In general, stochastic resonance (SR) occurs when an output signal is a non-monotonic function of the parameters of noise or periodic signal in a system with noise. The signal-to-noise rate (SNR), the output amplitude gain (OAG) are always used to study SR, because their the non-monotonic dependence of the noise parameters and system parameters. Therefore, more and more researchers are interested in the SNR and OAG of a first-order system and a second-order system with noise.This article mainly discusses two aspects of SR. on one hand, SR has been investigated in the first-order linear system, where driven by Gaussian multiplicative noise or Poissonian multiplicative noise, but the additive noise is ignored. SR did not occur when the first-order linear system only driven by an additive Gaussian white noise. We investigate SR in the first-order linear system driven by additive and multiplicative dichotomous noise.
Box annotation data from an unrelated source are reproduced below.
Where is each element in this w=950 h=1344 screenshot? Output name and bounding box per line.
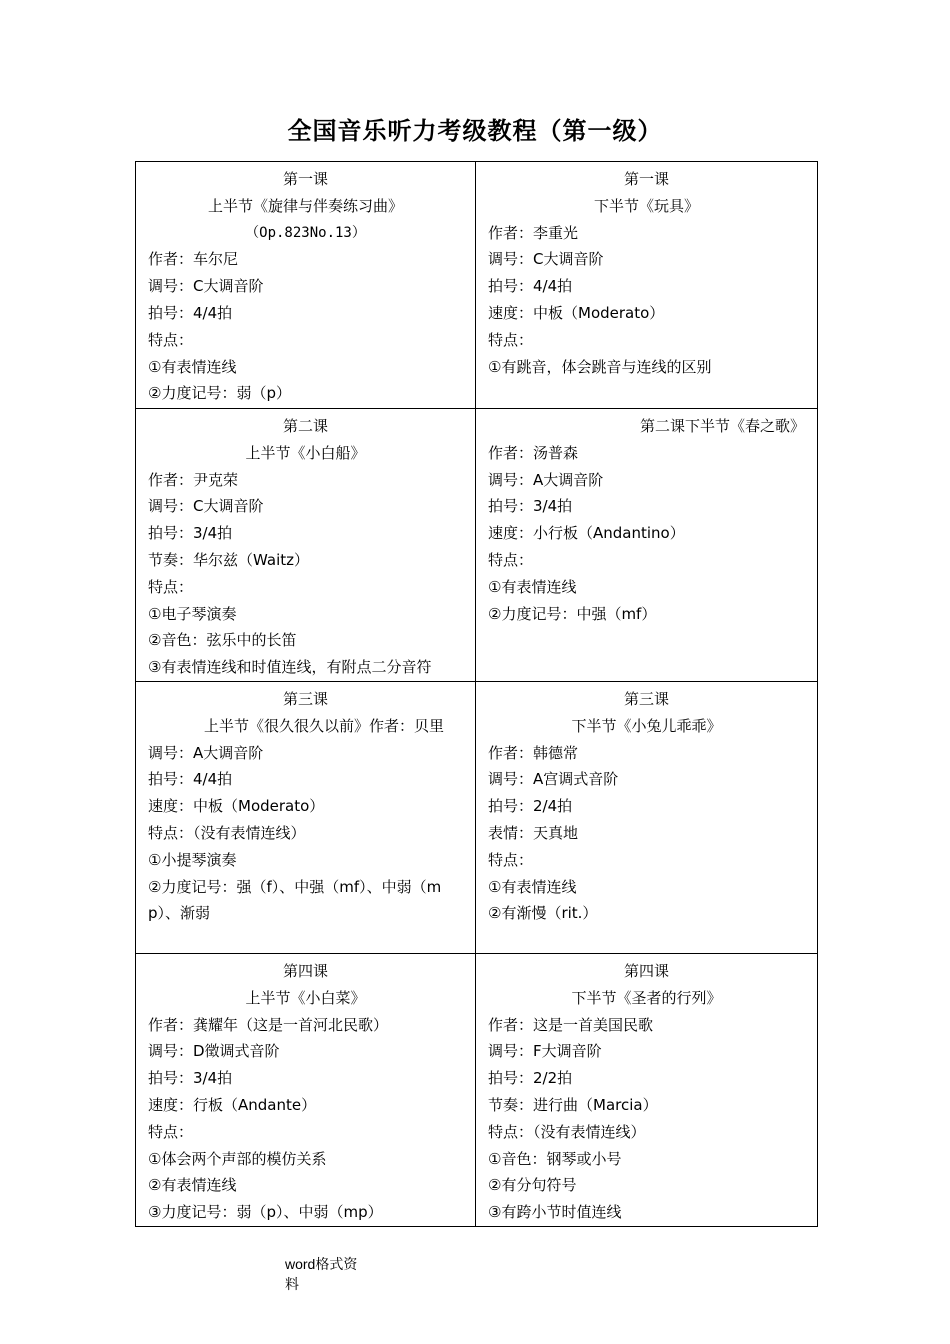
lesson-heading: 第四课: [282, 961, 328, 980]
lesson-3-first-half: [136, 681, 476, 953]
piece-title: 下半节《圣者的行列》: [571, 988, 722, 1007]
time-signature: 拍号：4/4拍: [488, 277, 573, 296]
lesson-3-second-half: [476, 681, 818, 953]
composer: 作者：韩德常: [488, 743, 579, 762]
piece-title: 上半节《小白船》: [245, 443, 366, 462]
feature-item: ②力度记号：中强（mf）: [488, 604, 657, 623]
piece-title: 上半节《很久很久以前》作者：贝里: [204, 716, 445, 735]
key-signature: 调号：F大调音阶: [488, 1042, 602, 1061]
footer-line: 料: [285, 1276, 299, 1292]
features-label: 特点：: [148, 577, 194, 596]
lesson-row-4: [136, 953, 818, 1226]
page-title: 全国音乐听力考级教程（第一级）: [287, 117, 663, 145]
time-signature: 拍号：3/4拍: [148, 524, 233, 543]
feature-item: ②有分句符号: [488, 1176, 577, 1195]
composer: 作者：李重光: [488, 223, 579, 242]
piece-title: 第二课下半节《春之歌》: [639, 417, 805, 435]
features-label: 特点：: [488, 330, 534, 349]
lesson-heading: 第三课: [282, 689, 328, 708]
feature-item: ①有表情连线: [488, 577, 577, 596]
composer: 作者：车尔尼: [148, 250, 239, 269]
lesson-4-first-half: [136, 953, 476, 1226]
rhythm: 节奏：华尔兹（Waitz）: [148, 550, 309, 569]
feature-item: ②有渐慢（rit.）: [488, 904, 598, 923]
time-signature: 拍号：2/2拍: [488, 1069, 573, 1088]
time-signature: 拍号：3/4拍: [488, 497, 573, 516]
feature-item: ①音色：钢琴或小号: [488, 1149, 622, 1168]
footer-note: [285, 1254, 357, 1294]
rhythm: 节奏：进行曲（Marcia）: [488, 1095, 658, 1114]
key-signature: 调号：A大调音阶: [148, 743, 264, 762]
feature-item: ②力度记号：强（f）、中强（mf）、中弱（mp）、渐弱: [148, 877, 442, 923]
lesson-heading: 第三课: [623, 689, 669, 708]
lesson-heading: 第一课: [282, 170, 328, 188]
features-label: 特点：: [148, 330, 194, 349]
lesson-heading: 第四课: [623, 961, 669, 980]
footer-line: word格式资: [285, 1256, 358, 1272]
feature-item: ②音色：弦乐中的长笛: [148, 631, 297, 650]
piece-title: 上半节《旋律与伴奏练习曲》: [207, 196, 403, 215]
feature-item: ③力度记号：弱（p）、中弱（mp）: [148, 1203, 383, 1222]
piece-title: 下半节《小兔儿乖乖》: [571, 716, 722, 735]
lesson-heading: 第二课: [282, 417, 328, 435]
lesson-row-3: [136, 681, 818, 953]
key-signature: 调号：D徵调式音阶: [148, 1042, 280, 1061]
composer: 作者：汤普森: [488, 443, 579, 462]
key-signature: 调号：A宫调式音阶: [488, 770, 619, 789]
time-signature: 拍号：4/4拍: [148, 770, 233, 789]
piece-title: 下半节《玩具》: [593, 196, 699, 215]
feature-item: ①有表情连线: [148, 357, 237, 376]
features-label: 特点：: [488, 550, 534, 569]
lesson-1-first-half: [136, 162, 476, 409]
tempo: 速度：行板（Andante）: [148, 1095, 317, 1114]
lesson-2-first-half: [136, 409, 476, 682]
tempo: 速度：中板（Moderato）: [148, 797, 325, 816]
composer: 作者：这是一首美国民歌: [488, 1015, 654, 1034]
lesson-row-2: [136, 409, 818, 682]
time-signature: 拍号：3/4拍: [148, 1069, 233, 1088]
tempo: 速度：小行板（Andantino）: [488, 524, 685, 543]
lesson-1-second-half: [476, 162, 818, 409]
key-signature: 调号：C大调音阶: [148, 277, 264, 296]
lesson-2-second-half: [476, 409, 818, 682]
features-label: 特点：: [148, 1122, 194, 1141]
feature-item: ①有表情连线: [488, 877, 577, 896]
key-signature: 调号：A大调音阶: [488, 470, 604, 489]
feature-item: ①体会两个声部的模仿关系: [148, 1149, 327, 1168]
key-signature: 调号：C大调音阶: [148, 497, 264, 516]
composer: 作者：龚耀年（这是一首河北民歌）: [148, 1015, 389, 1034]
features-label: 特点：: [488, 850, 534, 869]
features-label: 特点：（没有表情连线）: [148, 823, 306, 842]
feature-item: ①小提琴演奏: [148, 850, 237, 869]
time-signature: 拍号：2/4拍: [488, 797, 573, 816]
piece-title: 上半节《小白菜》: [245, 988, 366, 1007]
key-signature: 调号：C大调音阶: [488, 250, 604, 269]
composer: 作者：尹克荣: [148, 470, 239, 489]
feature-item: ①电子琴演奏: [148, 604, 237, 623]
time-signature: 拍号：4/4拍: [148, 303, 233, 322]
feature-item: ①有跳音，体会跳音与连线的区别: [488, 357, 712, 376]
expression: 表情：天真地: [488, 823, 579, 842]
opus-number: （Op.823No.13）: [245, 224, 366, 241]
lesson-4-second-half: [476, 953, 818, 1226]
feature-item: ③有表情连线和时值连线，有附点二分音符: [148, 658, 432, 677]
lesson-table: [135, 161, 818, 1227]
feature-item: ②有表情连线: [148, 1176, 237, 1195]
lesson-row-1: [136, 162, 818, 409]
lesson-heading: 第一课: [623, 170, 669, 188]
feature-item: ②力度记号：弱（p）: [148, 384, 291, 403]
tempo: 速度：中板（Moderato）: [488, 303, 665, 322]
features-label: 特点：（没有表情连线）: [488, 1122, 646, 1141]
feature-item: ③有跨小节时值连线: [488, 1203, 622, 1222]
Numerical results show that SR occurs when the noise correlation coefficientλ＜0. On the other hand, SR occurs in a second-order linear system, where the inductance and the system intrinsic frequency driven by a dichotomous noise. However, SR hasn't been studied in a second-order linear system, where two different system parameters are driven by two dichotomous noises. We have found that SR occurs in an over-damped second-order system, where the system damping coefficient is driven by the dichotomous noise, and the frequency of the driving signal is perturbed by the another dichotomous noise. Based on linear system theory and the theory of signal and system, the explicit expression of the OAG of the system is obtained. The OAG is a non-monotonic function of the system intrinsic frequency, the system damping coefficient, the frequency of the driving signal, the correlation rate of the dichotomous noise, and the coupling intensity between the two noises. Numerical results show that the SR occurs when the system parameters and noise parameters change. Furthermore, by choosing appropriate parameters of the dichotomous noise and the system, the OAG of the noisy system can be larger than that of the noise-free system.